Edward Snowden’s revelations around NSA email surveillance both shocked the world and sent the email privacy bandwagon into motion. With even Snowden conceding that email encryption provides protection, it seems like the whole world is buzzing about end-to-end encryption and how it’s going mainstream. Yahoo, Google, Chrome and others – they’re all heavily promoting email encryption and creating tools to make it happen.
It’s logical that the providers are focused on the nuts and bolts around secure email – how to encrypt files, what encryption software features are necessary, and other important considerations around providing secure email service. However, aren’t all of these efforts made in vain if email users aren’t actually going to use these encryption tools? No, because from a provider’s point of view, it’s no longer “optional” to provide email security protection. Even if people don’t use it, they still want to know that it’s in place and that their provider cares about their privacy protection.
Why wouldn’t an everyday email user go to the effort to encrypt private email communication?
For starters, it’s complicated. Email encryption tools typically require that the sender and recipient share the same encryption software – this requirement makes it pretty complicated for everyday use. Second, installing this software usually requires downloading, which email users view as time-consuming and potentially damaging to their computer. And installation and compatibility requirements are just the tip of the iceberg.
Assuming that an email user does in fact install the software and use it, it’s hardly failsafe. Beyond the risks associated with software bugs creating vulnerabilities and circumvention of the protection altogether through mining documents from the host computer before they are encrypted, the NSA is reportedly looking to develop quantum machines that can crack encryption keys with advanced physics. While it’s not widely believed that this capability is currently in place, it may be in the not-too-distant future.
Essentially, from an email user’s point of view, it’s a whole lot of time, effort and aggravation to expend for email encryption protection that may or may not actually work.
Compounding these barriers to wide-scale adoption is the low degree of perceived risk on a personal level within the general public.

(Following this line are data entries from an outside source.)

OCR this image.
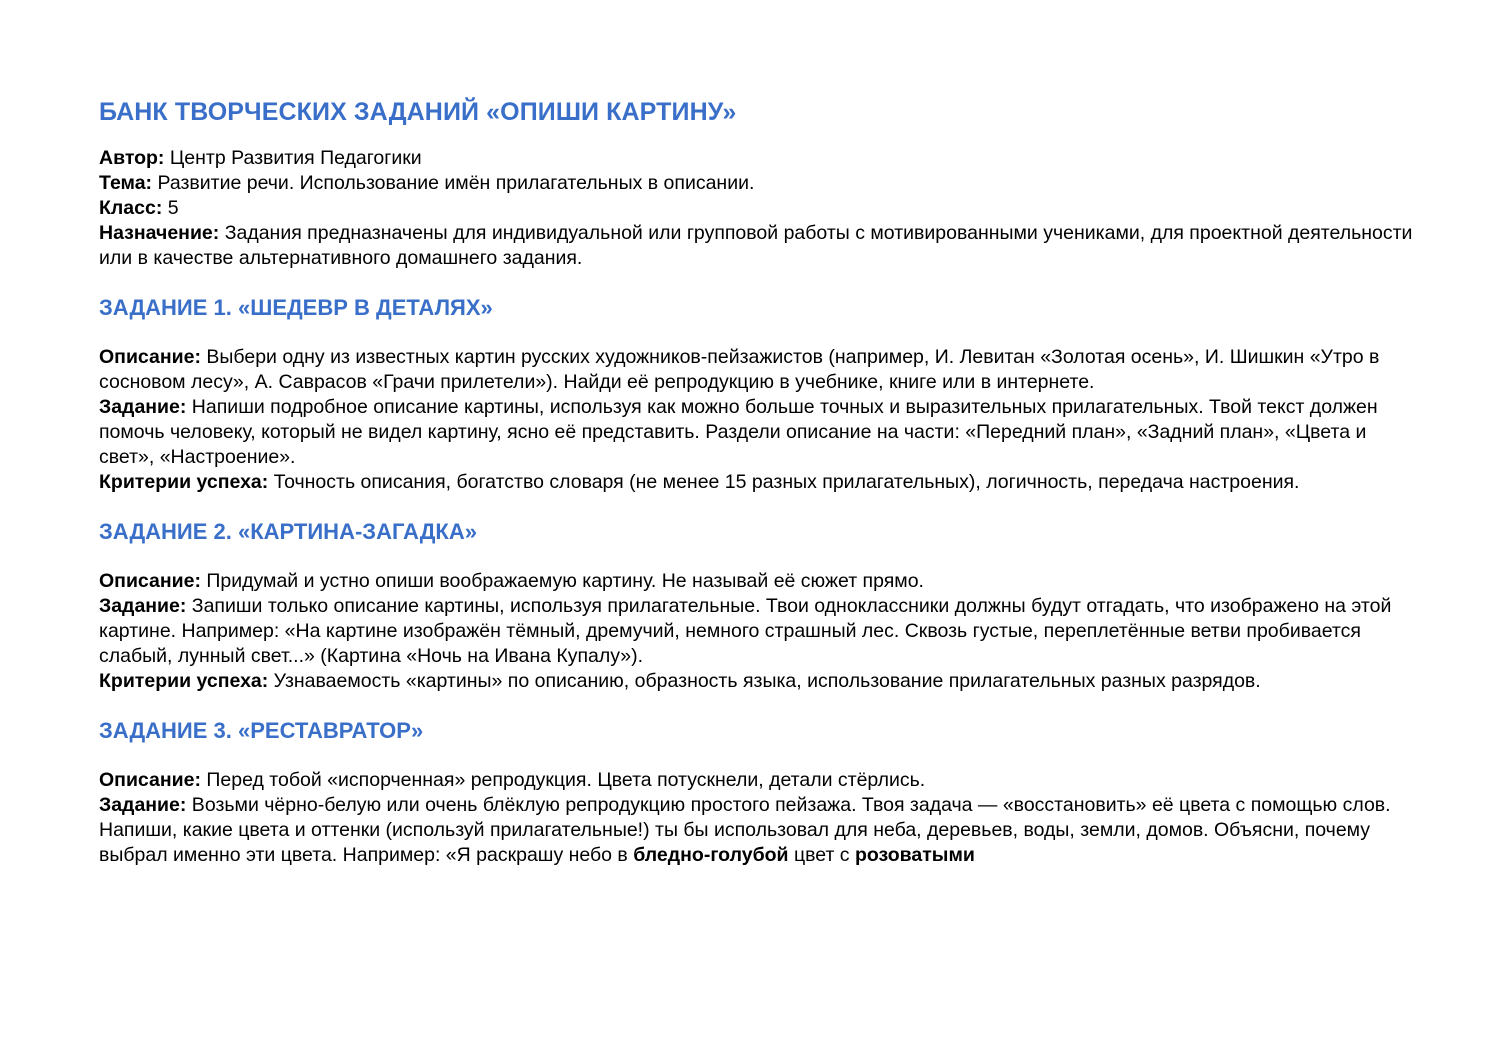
БАНК ТВОРЧЕСКИХ ЗАДАНИЙ «ОПИШИ КАРТИНУ»

Автор: Центр Развития Педагогики

Тема: Развитие речи. Использование имён прилагательных в описании.

Класс: 5

Назначение: Задания предназначены для индивидуальной или групповой работы с мотивированными учениками, для проектной деятельности или в качестве альтернативного домашнего задания.

ЗАДАНИЕ 1. «ШЕДЕВР В ДЕТАЛЯХ»

Описание: Выбери одну из известных картин русских художников-пейзажистов (например, И. Левитан «Золотая осень», И. Шишкин «Утро в сосновом лесу», А. Саврасов «Грачи прилетели»). Найди её репродукцию в учебнике, книге или в интернете.

Задание: Напиши подробное описание картины, используя как можно больше точных и выразительных прилагательных. Твой текст должен помочь человеку, который не видел картину, ясно её представить. Раздели описание на части: «Передний план», «Задний план», «Цвета и свет», «Настроение».

Критерии успеха: Точность описания, богатство словаря (не менее 15 разных прилагательных), логичность, передача настроения.

ЗАДАНИЕ 2. «КАРТИНА-ЗАГАДКА»

Описание: Придумай и устно опиши воображаемую картину. Не называй её сюжет прямо.

Задание: Запиши только описание картины, используя прилагательные. Твои одноклассники должны будут отгадать, что изображено на этой картине. Например: «На картине изображён тёмный, дремучий, немного страшный лес. Сквозь густые, переплетённые ветви пробивается слабый, лунный свет...» (Картина «Ночь на Ивана Купалу»).

Критерии успеха: Узнаваемость «картины» по описанию, образность языка, использование прилагательных разных разрядов.

ЗАДАНИЕ 3. «РЕСТАВРАТОР»

Описание: Перед тобой «испорченная» репродукция. Цвета потускнели, детали стёрлись.

Задание: Возьми чёрно-белую или очень блёклую репродукцию простого пейзажа. Твоя задача — «восстановить» её цвета с помощью слов. Напиши, какие цвета и оттенки (используй прилагательные!) ты бы использовал для неба, деревьев, воды, земли, домов. Объясни, почему выбрал именно эти цвета. Например: «Я раскрашу небо в бледно-голубой цвет с розоватыми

The truth is that most emails that most people send are relatively innocuous and don’t contain private or sensitive information that’s obvious cause for concern. And, even if an email does contain sensitive information, the perceived risk that any specific email will be filtered and scrutinized seems infinitesimally small.
While the public outcry around email surveillance has launched wide-scale end-to-end email encryption initiatives across providers, whether or not the public actually goes to the effort required to leverage email encryption capabilities remains to be seen.